O – Feeling overwhelmed is normal. Depending on your child’s age, they may experience several bouts of feeling overwhelmed. They may not fully understand what’s happening. Encourage them to talk about what they’re experiencing.

P – Stay patient. PCSing is incredibly hard as an adult. There are so many things to do and schedule. But we can understand how most things work. Children often cannot. Be patient. Answer their questions. And try not to let your stress impact them.

Q – Everyone needs quiet time. Whether you have a baby, a young child, or an older child, everyone can benefit from some quiet time in the chaos of a PCS. Be sure to include some quiet or rest time in the pockets of your days, especially as things get busy before a move.

R – Keep routines, as much as possible, that is. Children thrive in routines. And while PCSing is the opposite of consistency, hold on to their routine when you can. Allow your child some sense of predictability while everything is changing.

S – Set their stuff up first. A child’s room is their safe space. Prioritize their things and bedroom at your new location. This will give them a sense of familiarity, despite a new location.

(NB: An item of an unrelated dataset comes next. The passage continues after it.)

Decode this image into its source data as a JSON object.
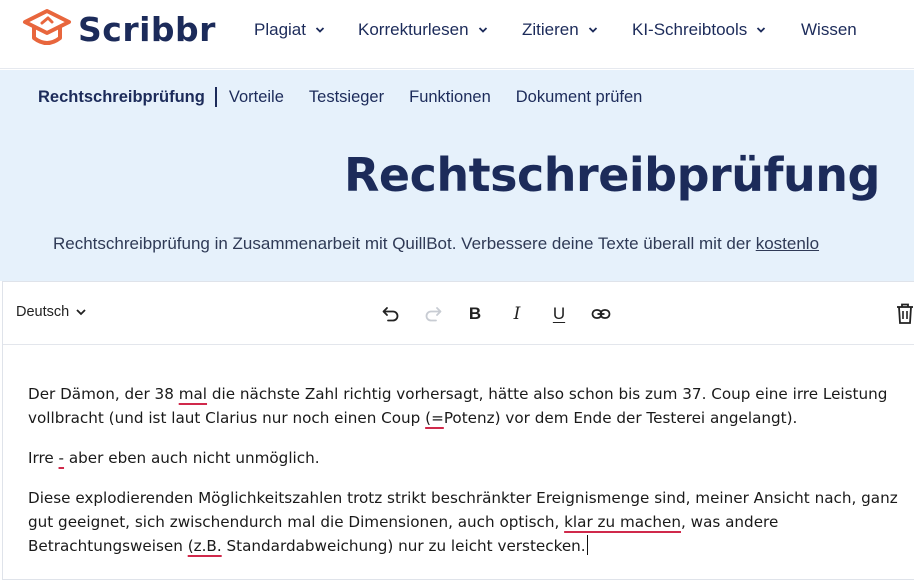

T – Try to stay positive. Leaving friends and a familiar home is difficult for kids. But hearing adults talk negatively about a past duty station or a future one makes things more overwhelming. While no one can be happy all the time, make sure you’re talking positively about PCSing around your children. This will affect their experience immensely.

U – Be sure to have boxes you will unpack first. that include their special things–the things that mean home.

V – Focus on family values. Most military families are used to changes. It’s important to discuss your family values around these transitions. What will you focus on first after a move? What will you hold on to when the days are extra hard? Talk about these values with your children.

W – Watch out for withdrawing. It’s normal for kids to deal with the big emotions of PCSing in various ways. It’s also common for them to withdraw in some ways. Even adults can experience this during a PCS. Be sure to notice if your child is withdrawing more than normal.

X – Make a plan to experience something new in your new home. Research zoos, museums, events, or local attractions. Get your child excited about the new things they will get to experience once you PCS.

Y – Embrace the yay! Embrace challenges. Still no furniture? Have a picnic on the floor! No TV? Crank up a dance party playlist on your phone! PCSing is hard, especially with kids. Don’t forget to find and embrace the “yays.”

Z – On the day of packing, have a “kid zone.” Make sure kids feel comfortable even if the house is chaotic. Block off a room or spot where the kids can stay. You can also arrange a playdate, so the kids don’t have to stress about being home while the movers are there.

Kids getting ready to PCS with military parents

Embrace the Adventure

Navigating a PCS journey as a military kid is a unique experience filled with ups and downs. From the excitement of new beginnings to the sadness of farewells, each move shapes us in unexpected ways, building resilience and strength that lasts a lifetime. So, as the next adventure awaits, remember to embrace the journey, wherever it may lead.